Joke Hermsen benoemt dat als steeds dichter bij klassieke noties van de ziel, het onzegbare, het transcendente. Zodra de mens erkent dat hij meer is dan hij kan zeggen, is hij al een religieuze natuur. De mens is altijd met zijn tweeën, zegt Joke Hermsen. De mens leeft én in de wereld én in zichzelf, hij handelt en hij droomt, hij kijkt op de klok en hij peilt zijn ziel. Maar wat is dat begrip ‘ziel’ nog waard, vraagt zij zich af. Het verwijst naar het ‘ware ik’, dat wat niet uit te drukken valt. Omdat zovelen het contact met deze laag ontberen, waarbij ook waarden horen als schoonheid, waarheid, goedheid en liefde, dwalen we verder af van innerlijke rust, dat zich weer in allerlei symptomen uit (depressie, angst, verslavingen, eetstoornissen, zinloos geweld enz).
Op zoek gaan naar je ziel betekent op zoek gaan naar het diepste van jezelf. In onze Zenweg gaan we die weg ook. We hebben weet van de relatieve werkelijkheid, de dualiteit, het afgescheiden zijn. En we gaan steeds weer zitten op het kussentje om eraan voorbij te gaan, voorbij ‘ik- mij- mijn’, ontvankelijker wordend voor een ervaring van de werkelijkheid zoals die is, de non-dualiteit, waarin alles met alles verbonden is en afgescheidenheid een illusie is.
En we zijn op weg om die twee in ons te integreren. Zodat we hier steeds weer als Boeddha zijn, dit herinneren en her-inneren én de ervaring met ons meenemen naar buiten, Hotei zijn. Zoals Zen meester Dogen (1200 – 1254) zegt: De Boeddha-weg bestuderen is het zelf bestuderen
Het zelf bestuderen is het zelf vergeten
Het zelf vergeten is verlicht worden door de tienduizenden dharma’s (dingen of werkelijkheden)

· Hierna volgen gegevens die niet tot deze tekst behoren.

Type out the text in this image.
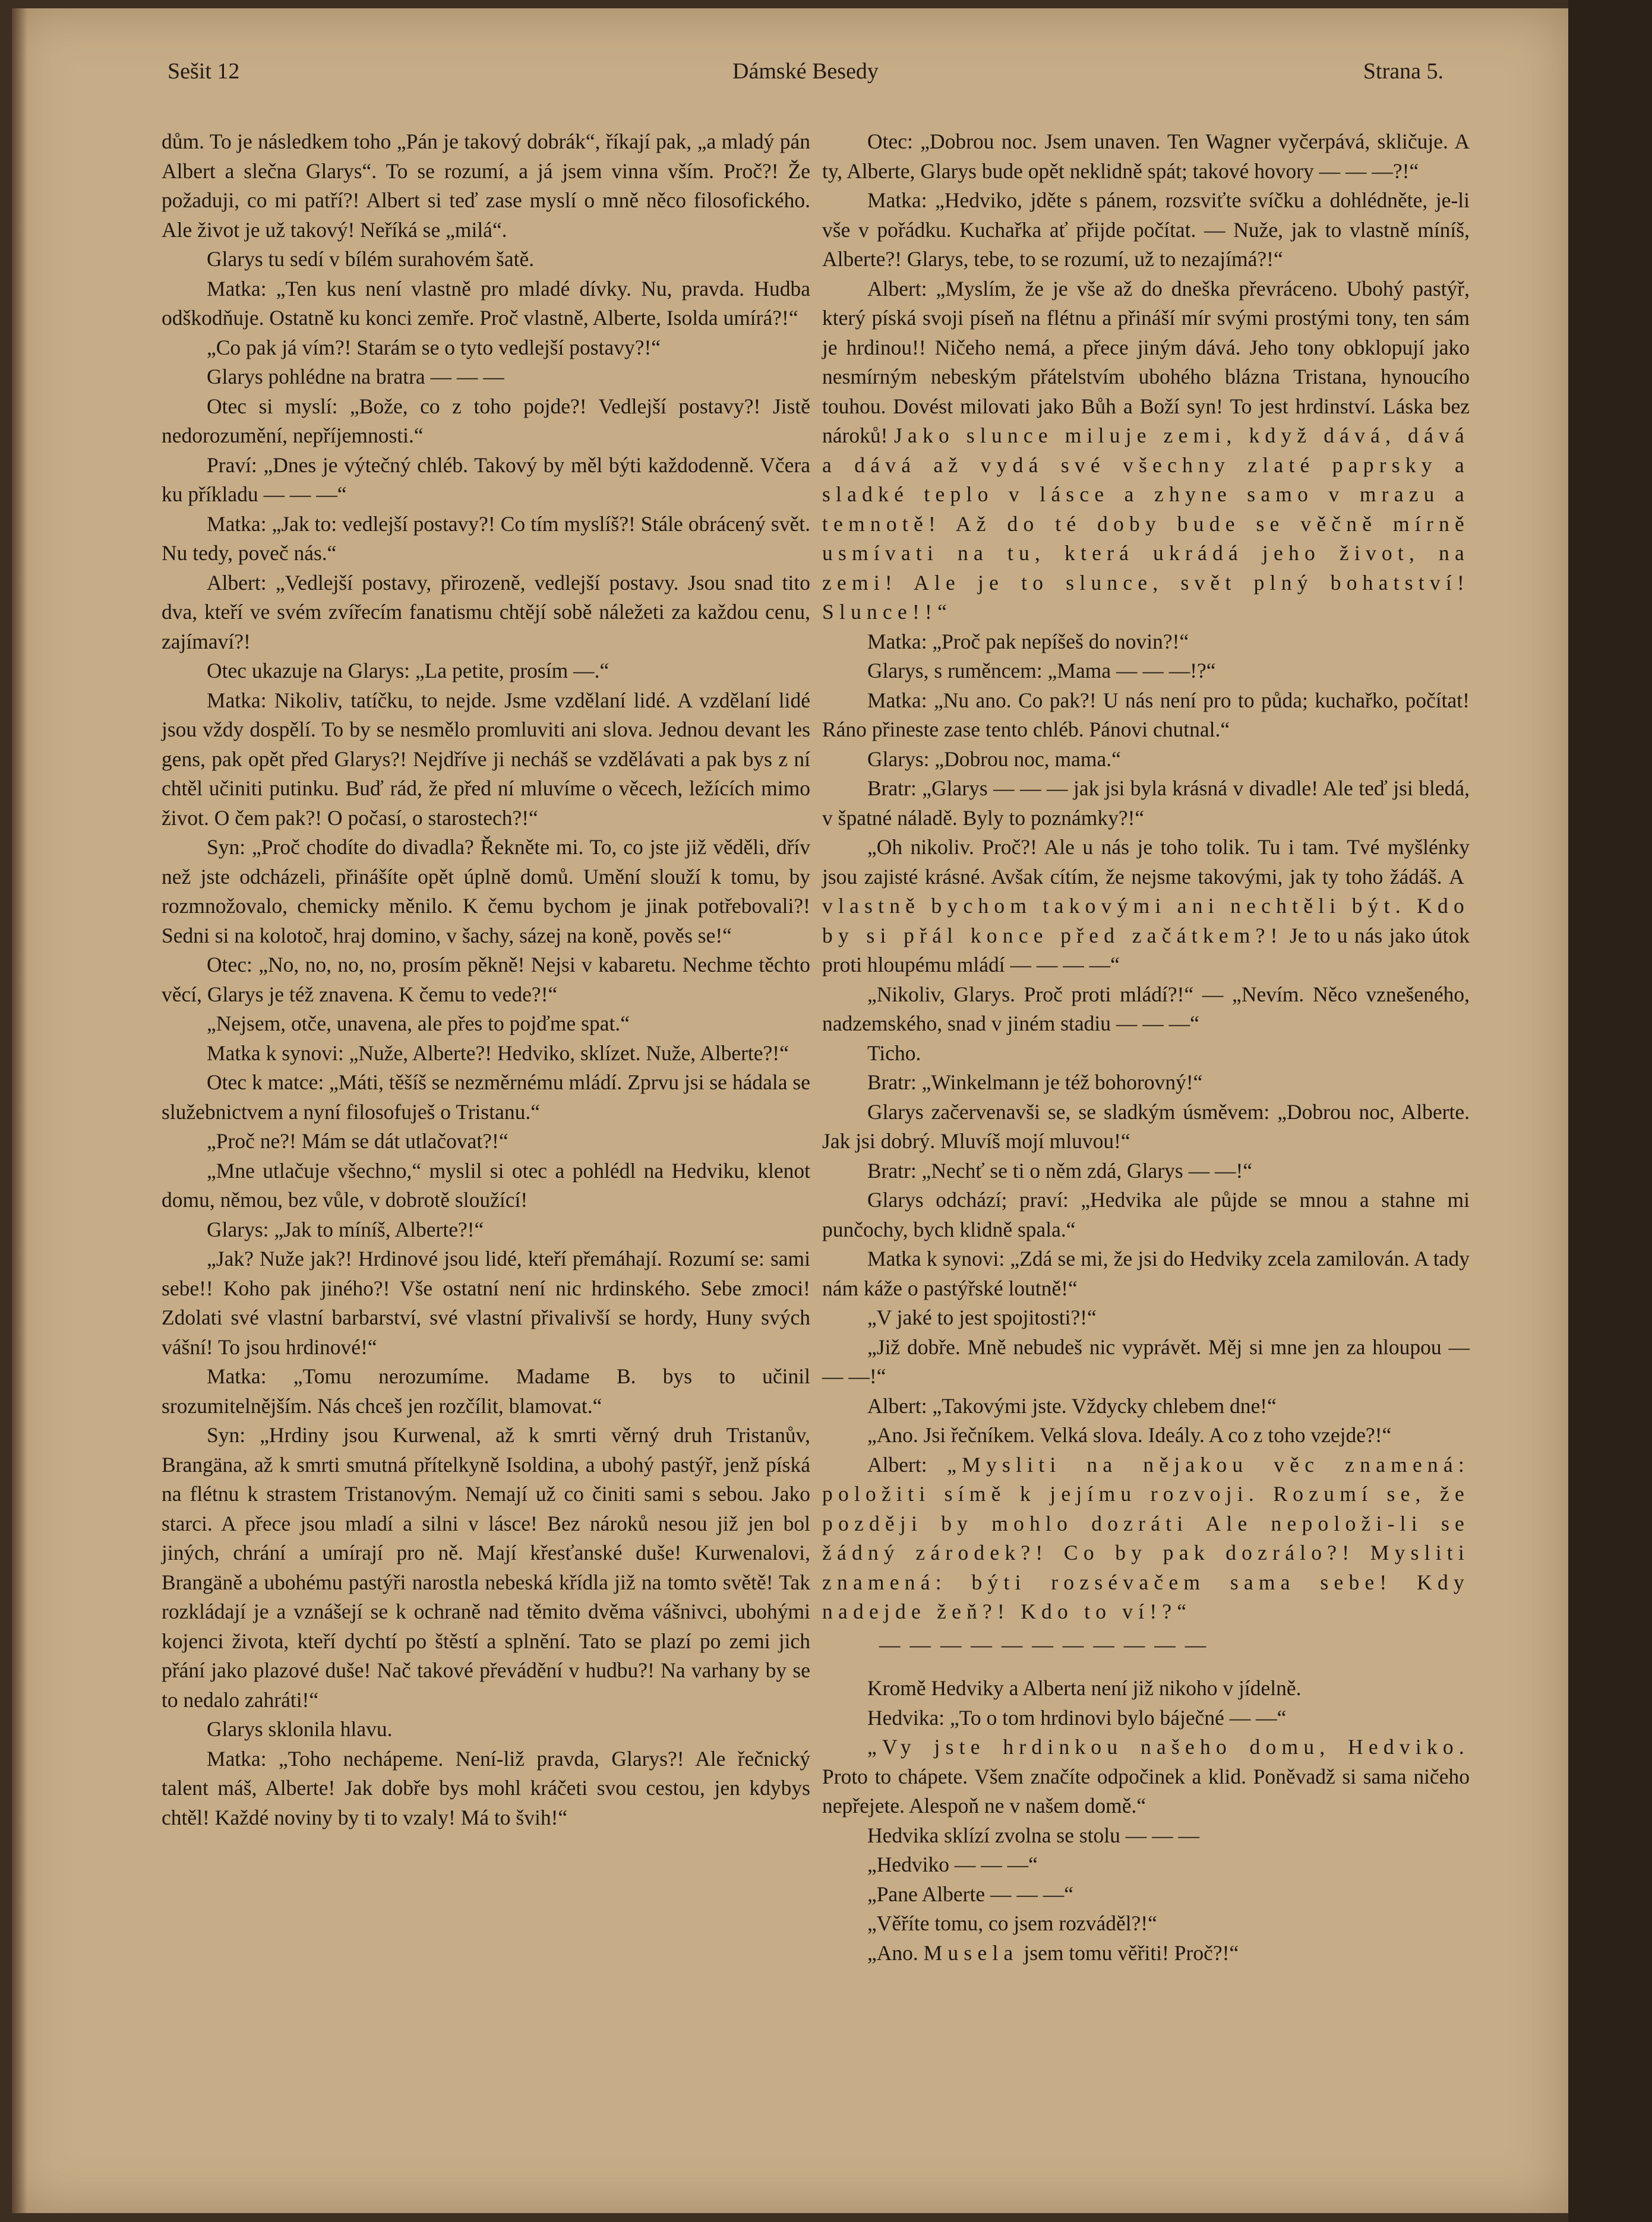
Sešit 12	Dámské Besedy	Strana 5.

dům. To je následkem toho „Pán je takový dobrák“, říkají pak, „a mladý pán Albert a slečna Glarys“. To se rozumí, a já jsem vinna vším. Proč?! Že požaduji, co mi patří?! Albert si teď zase myslí o mně něco filosofického. Ale život je už takový! Neříká se „milá“.

Glarys tu sedí v bílém surahovém šatě.

Matka: „Ten kus není vlastně pro mladé dívky. Nu, pravda. Hudba odškodňuje. Ostatně ku konci zemře. Proč vlastně, Alberte, Isolda umírá?!“

„Co pak já vím?! Starám se o tyto vedlejší postavy?!“

Glarys pohlédne na bratra — — —

Otec si myslí: „Bože, co z toho pojde?! Vedlejší postavy?! Jistě nedorozumění, nepříjemnosti.“

Praví: „Dnes je výtečný chléb. Takový by měl býti každodenně. Včera ku příkladu — — —“

Matka: „Jak to: vedlejší postavy?! Co tím myslíš?! Stále obrácený svět. Nu tedy, poveč nás.“

Albert: „Vedlejší postavy, přirozeně, vedlejší postavy. Jsou snad tito dva, kteří ve svém zvířecím fanatismu chtějí sobě náležeti za každou cenu, zajímaví?!

Otec ukazuje na Glarys: „La petite, prosím —.“

Matka: Nikoliv, tatíčku, to nejde. Jsme vzdělaní lidé. A vzdělaní lidé jsou vždy dospělí. To by se nesmělo promluviti ani slova. Jednou devant les gens, pak opět před Glarys?! Nejdříve ji necháš se vzdělávati a pak bys z ní chtěl učiniti putinku. Buď rád, že před ní mluvíme o věcech, ležících mimo život. O čem pak?! O počasí, o starostech?!“

Syn: „Proč chodíte do divadla? Řekněte mi. To, co jste již věděli, dřív než jste odcházeli, přinášíte opět úplně domů. Umění slouží k tomu, by rozmnožovalo, chemicky měnilo. K čemu bychom je jinak potřebovali?! Sedni si na kolotoč, hraj domino, v šachy, sázej na koně, pověs se!“

Otec: „No, no, no, no, prosím pěkně! Nejsi v kabaretu. Nechme těchto věcí, Glarys je též znavena. K čemu to vede?!“

„Nejsem, otče, unavena, ale přes to pojďme spat.“

Matka k synovi: „Nuže, Alberte?! Hedviko, sklízet. Nuže, Alberte?!“

Otec k matce: „Máti, těšíš se nezměrnému mládí. Zprvu jsi se hádala se služebnictvem a nyní filosofuješ o Tristanu.“

„Proč ne?! Mám se dát utlačovat?!“

„Mne utlačuje všechno,“ myslil si otec a pohlédl na Hedviku, klenot domu, němou, bez vůle, v dobrotě sloužící!

Glarys: „Jak to míníš, Alberte?!“

„Jak? Nuže jak?! Hrdinové jsou lidé, kteří přemáhají. Rozumí se: sami sebe!! Koho pak jiného?! Vše ostatní není nic hrdinského. Sebe zmoci! Zdolati své vlastní barbarství, své vlastní přivalivší se hordy, Huny svých vášní! To jsou hrdinové!“

Matka: „Tomu nerozumíme. Madame B. bys to učinil srozumitelnějším. Nás chceš jen rozčílit, blamovat.“

Syn: „Hrdiny jsou Kurwenal, až k smrti věrný druh Tristanův, Brangäna, až k smrti smutná přítelkyně Isoldina, a ubohý pastýř, jenž píská na flétnu k strastem Tristanovým. Nemají už co činiti sami s sebou. Jako starci. A přece jsou mladí a silni v lásce! Bez nároků nesou již jen bol jiných, chrání a umírají pro ně. Mají křesťanské duše! Kurwenalovi, Brangäně a ubohému pastýři narostla nebeská křídla již na tomto světě! Tak rozkládají je a vznášejí se k ochraně nad těmito dvěma vášnivci, ubohými kojenci života, kteří dychtí po štěstí a splnění. Tato se plazí po zemi jich přání jako plazové duše! Nač takové převádění v hudbu?! Na varhany by se to nedalo zahráti!“

Glarys sklonila hlavu.

Matka: „Toho nechápeme. Není-liž pravda, Glarys?! Ale řečnický talent máš, Alberte! Jak dobře bys mohl kráčeti svou cestou, jen kdybys chtěl! Každé noviny by ti to vzaly! Má to švih!“

Otec: „Dobrou noc. Jsem unaven. Ten Wagner vyčerpává, skličuje. A ty, Alberte, Glarys bude opět neklidně spát; takové hovory — — —?!“

Matka: „Hedviko, jděte s pánem, rozsviťte svíčku a dohlédněte, je-li vše v pořádku. Kuchařka ať přijde počítat. — Nuže, jak to vlastně míníš, Alberte?! Glarys, tebe, to se rozumí, už to nezajímá?!“

Albert: „Myslím, že je vše až do dneška převráceno. Ubohý pastýř, který píská svoji píseň na flétnu a přináší mír svými prostými tony, ten sám je hrdinou!! Ničeho nemá, a přece jiným dává. Jeho tony obklopují jako nesmírným nebeským přátelstvím ubohého blázna Tristana, hynoucího touhou. Dovést milovati jako Bůh a Boží syn! To jest hrdinství. Láska bez nároků! Jako slunce miluje zemi, když dává, dává a dává až vydá své všechny zlaté paprsky a sladké teplo v lásce a zhyne samo v mrazu a temnotě! Až do té doby bude se věčně mírně usmívati na tu, která ukrádá jeho život, na zemi! Ale je to slunce, svět plný bohatství! Slunce!!“

Matka: „Proč pak nepíšeš do novin?!“

Glarys, s ruměncem: „Mama — — —!?“

Matka: „Nu ano. Co pak?! U nás není pro to půda; kuchařko, počítat! Ráno přineste zase tento chléb. Pánovi chutnal.“

Glarys: „Dobrou noc, mama.“

Bratr: „Glarys — — — jak jsi byla krásná v divadle! Ale teď jsi bledá, v špatné náladě. Byly to poznámky?!“

„Oh nikoliv. Proč?! Ale u nás je toho tolik. Tu i tam. Tvé myšlénky jsou zajisté krásné. Avšak cítím, že nejsme takovými, jak ty toho žádáš. A vlastně bychom takovými ani nechtěli být. Kdo by si přál konce před začátkem?! Je to u nás jako útok proti hloupému mládí — — — —“

„Nikoliv, Glarys. Proč proti mládí?!“ — „Nevím. Něco vznešeného, nadzemského, snad v jiném stadiu — — —“

Ticho.

Bratr: „Winkelmann je též bohorovný!“

Glarys začervenavši se, se sladkým úsměvem: „Dobrou noc, Alberte. Jak jsi dobrý. Mluvíš mojí mluvou!“

Bratr: „Nechť se ti o něm zdá, Glarys — —!“

Glarys odchází; praví: „Hedvika ale půjde se mnou a stahne mi punčochy, bych klidně spala.“

Matka k synovi: „Zdá se mi, že jsi do Hedviky zcela zamilován. A tady nám káže o pastýřské loutně!“

„V jaké to jest spojitosti?!“

„Již dobře. Mně nebudeš nic vyprávět. Měj si mne jen za hloupou — — —!“

Albert: „Takovými jste. Vždycky chlebem dne!“

„Ano. Jsi řečníkem. Velká slova. Ideály. A co z toho vzejde?!“

Albert: „Mysliti na nějakou věc znamená: položiti símě k jejímu rozvoji. Rozumí se, že později by mohlo dozráti Ale nepoloži-li se žádný zárodek?! Co by pak dozrálo?! Mysliti znamená: býti rozsévačem sama sebe! Kdy nadejde žeň?! Kdo to ví!?“

— — — — — — — — — — —

Kromě Hedviky a Alberta není již nikoho v jídelně.

Hedvika: „To o tom hrdinovi bylo báječné — —“

„Vy jste hrdinkou našeho domu, Hedviko. Proto to chápete. Všem značíte odpočinek a klid. Poněvadž si sama ničeho nepřejete. Alespoň ne v našem domě.“

Hedvika sklízí zvolna se stolu — — —

„Hedviko — — —“

„Pane Alberte — — —“

„Věříte tomu, co jsem rozváděl?!“

„Ano. Musela jsem tomu věřiti! Proč?!“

Verlicht worden door de tienduizenden dharma’s is het verwijderen van de barrières tussen zelf en anderen. Uit de plaatjes van de os:
Het eerste plaatje van de os toont de mens op zoek naar zichzelf.

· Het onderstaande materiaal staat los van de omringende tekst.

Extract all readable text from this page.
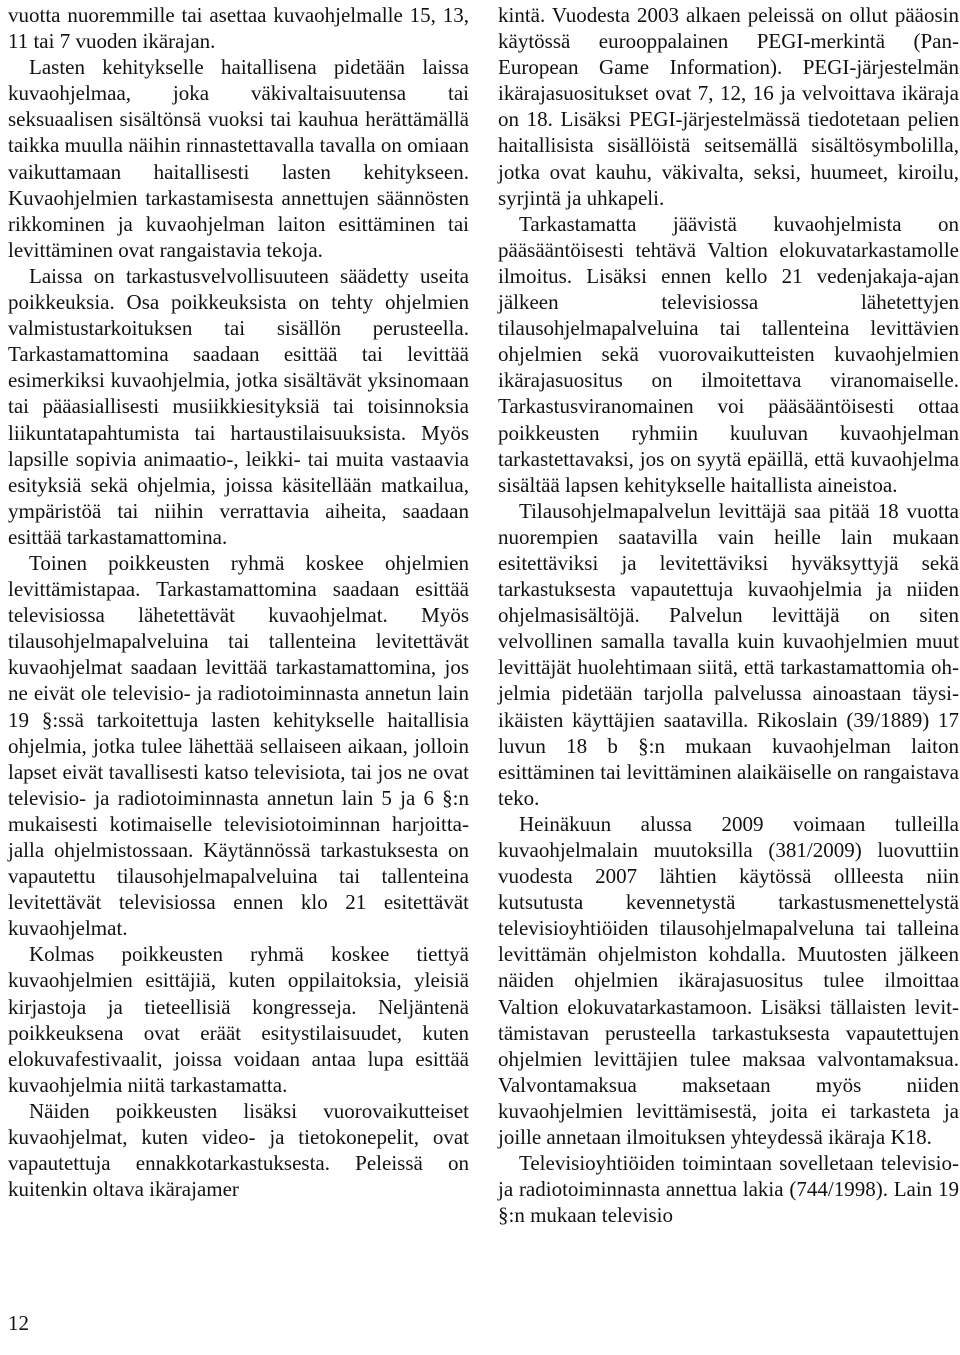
vuotta nuoremmille tai asettaa kuvaohjelmalle 15, 13, 11 tai 7 vuoden ikärajan.

Lasten kehitykselle haitallisena pidetään laissa kuvaohjelmaa, joka väkivaltaisuutensa tai seksuaalisen sisältönsä vuoksi tai kauhua herättämällä taikka muulla näihin rinnastettavalla tavalla on omiaan vaikuttamaan haitallisesti lasten kehitykseen. Kuvaohjelmien tarkastamisesta annettujen säännösten rikkominen ja kuvaohjelman laiton esittäminen tai levittäminen ovat rangaistavia tekoja.

Laissa on tarkastusvelvollisuuteen säädetty useita poikkeuksia. Osa poikkeuksista on tehty ohjelmien valmistustarkoituksen tai sisällön perusteella. Tarkastamattomina saadaan esittää tai levittää esimerkiksi kuvaohjelmia, jotka sisältävät yksinomaan tai pääasiallisesti musiikkiesityksiä tai toisinnoksia liikuntatapahtumista tai hartaustilaisuuksista. Myös lapsille sopivia animaatio-, leikki- tai muita vastaavia esityksiä sekä ohjelmia, joissa käsitellään matkailua, ympäristöä tai niihin verrattavia aiheita, saadaan esittää tarkastamattomina.

Toinen poikkeusten ryhmä koskee ohjelmien levittämistapaa. Tarkastamattomina saadaan esittää televisiossa lähetettävät kuvaohjelmat. Myös tilausohjelmapalveluina tai tallenteina levitettävät kuvaohjelmat saadaan levittää tarkastamattomina, jos ne eivät ole televisio- ja radiotoiminnasta annetun lain 19 §:ssä tarkoitettuja lasten kehitykselle haitallisia ohjelmia, jotka tulee lähettää sellaiseen aikaan, jolloin lapset eivät tavallisesti katso televisiota, tai jos ne ovat televisio- ja radiotoiminnasta annetun lain 5 ja 6 §:n mukaisesti kotimaiselle televisiotoiminnan harjoittajalla ohjelmistossaan. Käytännössä tarkastuksesta on vapautettu tilausohjelmapalveluina tai tallenteina levitettävät televisiossa ennen klo 21 esitettävät kuvaohjelmat.

Kolmas poikkeusten ryhmä koskee tiettyä kuvaohjelmien esittäjiä, kuten oppilaitoksia, yleisiä kirjastoja ja tieteellisiä kongresseja. Neljäntenä poikkeuksena ovat eräät esitystilaisuudet, kuten elokuvafestivaalit, joissa voidaan antaa lupa esittää kuvaohjelmia niitä tarkastamatta.

Näiden poikkeusten lisäksi vuorovaikutteiset kuvaohjelmat, kuten video- ja tietokonepelit, ovat vapautettuja ennakkotarkastuksesta. Peleissä on kuitenkin oltava ikärajamer

kintä. Vuodesta 2003 alkaen peleissä on ollut pääosin käytössä eurooppalainen PEGI-merkintä (Pan-European Game Information). PEGI-järjestelmän ikärajasuositukset ovat 7, 12, 16 ja velvoittava ikäraja on 18. Lisäksi PEGI-järjestelmässä tiedotetaan pelien haitallisista sisällöistä seitsemällä sisältösymbolilla, jotka ovat kauhu, väkivalta, seksi, huumeet, kiroilu, syrjintä ja uhkapeli.

Tarkastamatta jäävistä kuvaohjelmista on pääsääntöisesti tehtävä Valtion elokuvatarkastamolle ilmoitus. Lisäksi ennen kello 21 vedenjakaja-ajan jälkeen televisiossa lähetettyjen tilausohjelmapalveluina tai tallenteina levittävien ohjelmien sekä vuorovaikutteisten kuvaohjelmien ikärajasuositus on ilmoitettava viranomaiselle. Tarkastusviranomainen voi pääsääntöisesti ottaa poikkeusten ryhmiin kuuluvan kuvaohjelman tarkastettavaksi, jos on syytä epäillä, että kuvaohjelma sisältää lapsen kehitykselle haitallista aineistoa.

Tilausohjelmapalvelun levittäjä saa pitää 18 vuotta nuorempien saatavilla vain heille lain mukaan esitettäviksi ja levitettäviksi hyväksyttyjä sekä tarkastuksesta vapautettuja kuvaohjelmia ja niiden ohjelmasisältöjä. Palvelun levittäjä on siten velvollinen samalla tavalla kuin kuvaohjelmien muut levittäjät huolehtimaan siitä, että tarkastamattomia ohjelmia pidetään tarjolla palvelussa ainoastaan täysi-ikäisten käyttäjien saatavilla. Rikoslain (39/1889) 17 luvun 18 b §:n mukaan kuvaohjelman laiton esittäminen tai levittäminen alaikäiselle on rangaistava teko.

Heinäkuun alussa 2009 voimaan tulleilla kuvaohjelmalain muutoksilla (381/2009) luovuttiin vuodesta 2007 lähtien käytössä ollleesta niin kutsutusta kevennetystä tarkastusmenettelystä televisioyhtiöiden tilausohjelmapalveluna tai talleina levittämän ohjelmiston kohdalla. Muutosten jälkeen näiden ohjelmien ikärajasuositus tulee ilmoittaa Valtion elokuvatarkastamoon. Lisäksi tällaisten levittämistavan perusteella tarkastuksesta vapautettujen ohjelmien levittäjien tulee maksaa valvontamaksua. Valvontamaksua maksetaan myös niiden kuvaohjelmien levittämisestä, joita ei tarkasteta ja joille annetaan ilmoituksen yhteydessä ikäraja K18.

Televisioyhtiöiden toimintaan sovelletaan televisio- ja radiotoiminnasta annettua lakia (744/1998). Lain 19 §:n mukaan televisio

12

In het laatste plaatje zoekt dezelfde mens andere mensen.
En kent hij nu de reden van zijn aanwezigheid in de wereld. Meester Eckhart (1260 – 1327)
De centrale stilte De centrale stilte heerst daar
waar geen schepsel kan binnengaan, noch een gedachte
Waar de ziel niet denkt en niet handelt
en zich niet bezighoudt met ideeën
over haarzelf of wat dan ook Kahlil Gibran in ‘Spiegels van de ziel’
Stille diepte Ofschoon we voortdurend
worden overspoeld door
een golf van woorden
is onze diepte
voor immer stilIsaac van Ninivé (Syrische woestijnmonnik, 7e eeuw v.Chr)
Het geschenk van de stilte Heb de stilte lief boven alle dingen: zij zal je een vrucht aandragen, die in woorden onmogelijk beschreven kan worden.
In het begin zijn wij het, die onszelf dwingen te zwijgen.
Maar vervolgens groeit er uit ons zwijgen iets dat ons tot het zwijgen aantrekt. Dat God je het gevoel mag schenken van dat iets dat uit de stilte geboren wordt.